Background: Nonsteroidal anti-inflammatory drugs (NSAIDs) are commonly used as perioperative analgesics. Many are currently used off label. Diclofenac is currently licensed for use in children over 1 year of age for the treatment of juvenile rheumatoid arthritis, while ibuprofen is licensed for use in children weighing over 7 kg. The dose and interval in children is currently extrapolated from adult studies, as the pharmacokinetic (PK) and pharmacodynamic (PD) data are lacking in infants.
Methods: A postal questionnaire was sent to members of the Association of Paediatric Anaesthetist of Great Britain and Ireland seeking to clarify members’ prescribing patterns of NSAIDs, especially in infants. Information regarding the choice of NSAIDS, route of administration, lower age limit, dose interval, dose and practice in two specific perioperative contexts (adenotonsillectomy and open heart surgery) was sought.

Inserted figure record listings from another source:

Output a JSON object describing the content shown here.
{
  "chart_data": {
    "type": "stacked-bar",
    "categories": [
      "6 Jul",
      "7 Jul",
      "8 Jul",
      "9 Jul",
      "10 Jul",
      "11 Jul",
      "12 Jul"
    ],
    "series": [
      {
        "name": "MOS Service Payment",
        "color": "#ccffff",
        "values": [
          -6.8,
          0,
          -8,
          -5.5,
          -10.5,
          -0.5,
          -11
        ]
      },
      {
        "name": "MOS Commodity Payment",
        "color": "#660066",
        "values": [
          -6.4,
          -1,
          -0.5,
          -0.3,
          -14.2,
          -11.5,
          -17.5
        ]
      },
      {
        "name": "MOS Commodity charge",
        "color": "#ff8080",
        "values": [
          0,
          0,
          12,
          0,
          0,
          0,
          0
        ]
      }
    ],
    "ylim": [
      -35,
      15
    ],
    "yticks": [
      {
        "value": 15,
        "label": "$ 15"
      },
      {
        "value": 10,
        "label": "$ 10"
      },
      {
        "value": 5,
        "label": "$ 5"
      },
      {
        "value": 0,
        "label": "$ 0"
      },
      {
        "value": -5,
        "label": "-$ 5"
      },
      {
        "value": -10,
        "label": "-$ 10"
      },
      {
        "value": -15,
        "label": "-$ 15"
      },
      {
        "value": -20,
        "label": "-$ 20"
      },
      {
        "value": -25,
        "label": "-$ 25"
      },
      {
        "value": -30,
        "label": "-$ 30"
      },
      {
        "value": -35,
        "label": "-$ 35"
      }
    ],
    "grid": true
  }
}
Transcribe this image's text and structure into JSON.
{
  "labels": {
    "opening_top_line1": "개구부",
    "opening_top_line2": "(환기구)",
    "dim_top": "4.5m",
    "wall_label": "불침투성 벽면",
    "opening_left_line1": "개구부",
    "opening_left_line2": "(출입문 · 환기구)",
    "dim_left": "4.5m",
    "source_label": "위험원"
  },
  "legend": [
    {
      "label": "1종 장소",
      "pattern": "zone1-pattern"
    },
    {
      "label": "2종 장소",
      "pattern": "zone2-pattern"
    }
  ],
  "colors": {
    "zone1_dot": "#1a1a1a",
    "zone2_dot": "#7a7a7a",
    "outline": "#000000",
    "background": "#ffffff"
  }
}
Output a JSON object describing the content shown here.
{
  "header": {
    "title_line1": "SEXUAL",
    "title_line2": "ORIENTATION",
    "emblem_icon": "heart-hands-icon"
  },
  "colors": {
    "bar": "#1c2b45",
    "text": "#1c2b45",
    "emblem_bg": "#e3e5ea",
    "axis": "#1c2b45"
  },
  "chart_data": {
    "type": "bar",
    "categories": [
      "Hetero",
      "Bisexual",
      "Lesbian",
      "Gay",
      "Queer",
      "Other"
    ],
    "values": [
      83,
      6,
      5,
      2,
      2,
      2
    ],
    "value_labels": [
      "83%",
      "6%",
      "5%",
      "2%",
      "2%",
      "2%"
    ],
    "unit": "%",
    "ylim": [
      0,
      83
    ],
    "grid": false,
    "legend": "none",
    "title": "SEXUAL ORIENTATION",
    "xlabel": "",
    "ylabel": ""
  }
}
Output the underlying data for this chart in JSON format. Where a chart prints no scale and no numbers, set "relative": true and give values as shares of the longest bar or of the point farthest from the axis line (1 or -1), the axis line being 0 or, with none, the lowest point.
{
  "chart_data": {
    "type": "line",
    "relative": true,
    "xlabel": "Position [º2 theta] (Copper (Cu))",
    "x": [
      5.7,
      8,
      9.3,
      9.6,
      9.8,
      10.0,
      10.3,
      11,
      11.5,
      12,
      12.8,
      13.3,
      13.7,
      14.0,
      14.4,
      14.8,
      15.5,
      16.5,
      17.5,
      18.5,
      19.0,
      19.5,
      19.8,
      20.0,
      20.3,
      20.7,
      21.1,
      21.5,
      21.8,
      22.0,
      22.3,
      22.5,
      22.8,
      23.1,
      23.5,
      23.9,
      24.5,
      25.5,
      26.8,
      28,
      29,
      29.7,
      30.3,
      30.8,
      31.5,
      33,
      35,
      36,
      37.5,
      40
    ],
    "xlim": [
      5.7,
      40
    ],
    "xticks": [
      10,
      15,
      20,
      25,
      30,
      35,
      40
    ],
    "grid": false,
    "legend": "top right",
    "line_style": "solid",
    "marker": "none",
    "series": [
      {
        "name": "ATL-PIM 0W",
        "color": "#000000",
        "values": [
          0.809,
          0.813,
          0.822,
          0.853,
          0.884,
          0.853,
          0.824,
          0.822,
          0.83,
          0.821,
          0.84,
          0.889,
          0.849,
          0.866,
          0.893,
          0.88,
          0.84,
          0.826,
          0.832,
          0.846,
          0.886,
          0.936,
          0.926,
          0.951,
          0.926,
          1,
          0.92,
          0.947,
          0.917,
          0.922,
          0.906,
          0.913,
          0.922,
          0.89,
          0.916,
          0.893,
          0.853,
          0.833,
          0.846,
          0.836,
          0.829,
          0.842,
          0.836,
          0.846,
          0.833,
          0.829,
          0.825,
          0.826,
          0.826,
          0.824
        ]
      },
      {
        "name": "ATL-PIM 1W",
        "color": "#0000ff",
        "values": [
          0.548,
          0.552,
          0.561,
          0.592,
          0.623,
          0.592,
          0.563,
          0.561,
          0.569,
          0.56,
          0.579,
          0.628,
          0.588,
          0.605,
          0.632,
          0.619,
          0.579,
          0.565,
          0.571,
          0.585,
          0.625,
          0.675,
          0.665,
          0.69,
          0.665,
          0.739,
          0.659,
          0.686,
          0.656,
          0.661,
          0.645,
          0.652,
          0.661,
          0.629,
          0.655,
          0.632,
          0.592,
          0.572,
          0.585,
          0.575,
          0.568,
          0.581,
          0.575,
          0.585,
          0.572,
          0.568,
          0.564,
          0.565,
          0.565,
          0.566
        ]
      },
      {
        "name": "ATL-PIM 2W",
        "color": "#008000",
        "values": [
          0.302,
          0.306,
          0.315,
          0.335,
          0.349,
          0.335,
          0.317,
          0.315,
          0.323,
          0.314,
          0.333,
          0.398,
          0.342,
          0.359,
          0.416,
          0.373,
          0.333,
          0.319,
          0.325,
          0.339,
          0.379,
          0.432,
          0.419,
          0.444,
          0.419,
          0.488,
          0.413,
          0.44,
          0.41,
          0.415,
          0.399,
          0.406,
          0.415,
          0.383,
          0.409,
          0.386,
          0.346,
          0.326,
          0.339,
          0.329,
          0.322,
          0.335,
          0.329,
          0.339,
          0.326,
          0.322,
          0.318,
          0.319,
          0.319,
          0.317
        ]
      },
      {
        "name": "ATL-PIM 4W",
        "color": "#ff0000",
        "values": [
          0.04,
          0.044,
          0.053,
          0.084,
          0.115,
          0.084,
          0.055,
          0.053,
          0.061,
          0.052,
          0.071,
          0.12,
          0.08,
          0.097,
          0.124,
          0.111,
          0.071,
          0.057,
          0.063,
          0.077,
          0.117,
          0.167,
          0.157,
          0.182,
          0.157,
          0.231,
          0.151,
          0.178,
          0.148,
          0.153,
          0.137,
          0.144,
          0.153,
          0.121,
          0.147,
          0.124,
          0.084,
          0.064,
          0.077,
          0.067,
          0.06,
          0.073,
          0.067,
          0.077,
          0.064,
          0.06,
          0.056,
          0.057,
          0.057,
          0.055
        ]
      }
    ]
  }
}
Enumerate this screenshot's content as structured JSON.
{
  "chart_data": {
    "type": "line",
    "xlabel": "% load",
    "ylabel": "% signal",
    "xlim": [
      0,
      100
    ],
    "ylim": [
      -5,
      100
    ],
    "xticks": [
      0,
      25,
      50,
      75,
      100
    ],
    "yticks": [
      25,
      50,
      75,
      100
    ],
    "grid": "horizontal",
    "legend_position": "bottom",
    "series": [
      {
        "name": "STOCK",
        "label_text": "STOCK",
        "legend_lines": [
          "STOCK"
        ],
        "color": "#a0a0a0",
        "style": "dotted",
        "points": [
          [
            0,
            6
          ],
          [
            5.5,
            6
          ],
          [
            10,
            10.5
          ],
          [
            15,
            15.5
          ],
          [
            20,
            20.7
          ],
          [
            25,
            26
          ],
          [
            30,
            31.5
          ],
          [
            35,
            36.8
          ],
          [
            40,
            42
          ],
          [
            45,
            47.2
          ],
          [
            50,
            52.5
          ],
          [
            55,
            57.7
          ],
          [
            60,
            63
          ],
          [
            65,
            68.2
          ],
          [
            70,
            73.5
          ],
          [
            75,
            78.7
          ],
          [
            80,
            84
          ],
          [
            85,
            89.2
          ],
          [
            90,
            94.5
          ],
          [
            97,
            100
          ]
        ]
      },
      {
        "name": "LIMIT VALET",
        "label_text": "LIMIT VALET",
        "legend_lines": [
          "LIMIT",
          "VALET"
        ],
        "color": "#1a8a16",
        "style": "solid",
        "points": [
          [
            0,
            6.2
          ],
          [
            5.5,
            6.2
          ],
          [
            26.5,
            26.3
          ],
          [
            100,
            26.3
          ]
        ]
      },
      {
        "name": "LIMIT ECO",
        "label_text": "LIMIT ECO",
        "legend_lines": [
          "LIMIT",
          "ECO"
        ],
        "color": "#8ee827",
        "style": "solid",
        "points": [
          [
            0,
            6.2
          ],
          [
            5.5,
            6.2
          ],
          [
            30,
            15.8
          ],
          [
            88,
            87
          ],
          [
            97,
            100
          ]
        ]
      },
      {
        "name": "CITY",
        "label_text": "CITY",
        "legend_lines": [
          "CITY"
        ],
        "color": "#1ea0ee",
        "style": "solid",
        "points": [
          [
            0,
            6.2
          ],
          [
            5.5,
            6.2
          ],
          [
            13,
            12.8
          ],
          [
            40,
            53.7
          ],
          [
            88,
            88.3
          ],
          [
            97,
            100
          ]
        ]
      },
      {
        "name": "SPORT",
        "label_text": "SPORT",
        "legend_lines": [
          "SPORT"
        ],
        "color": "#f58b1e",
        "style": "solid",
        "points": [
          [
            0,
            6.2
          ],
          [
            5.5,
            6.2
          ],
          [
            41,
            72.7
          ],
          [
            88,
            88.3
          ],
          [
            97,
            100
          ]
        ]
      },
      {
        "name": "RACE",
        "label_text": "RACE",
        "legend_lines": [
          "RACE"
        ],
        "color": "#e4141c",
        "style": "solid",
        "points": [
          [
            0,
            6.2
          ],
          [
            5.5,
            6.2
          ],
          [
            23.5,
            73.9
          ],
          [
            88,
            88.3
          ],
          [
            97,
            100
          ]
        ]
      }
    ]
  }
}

Results: The response rate was 80%. NSAIDs are used by 86% of responders in infants. Diclofenac is most commonly used intraoperatively (78%); while ibuprofen (73%) was used more frequently postoperatively. NSAIDs are used by 21% of respondents in ICU. Commonest routes of administration were oral (81%) and rectal (80%), rarely intravenously (9%). The commonest dose for diclofena is 1 mg·kg−1 (59%); the dosing schedule employed being 8 hourly in 53% of cases. NSAIDs are used by 57% of responders as part of their analgesic regime for adenotonsillectomies.
Conclusion: Members of the Association of Paediatric Anaesthetists of Great Britain and Ireland commonly prescribe NSAIDs in infants. This is despite the dearth of PK and PD data in this age group.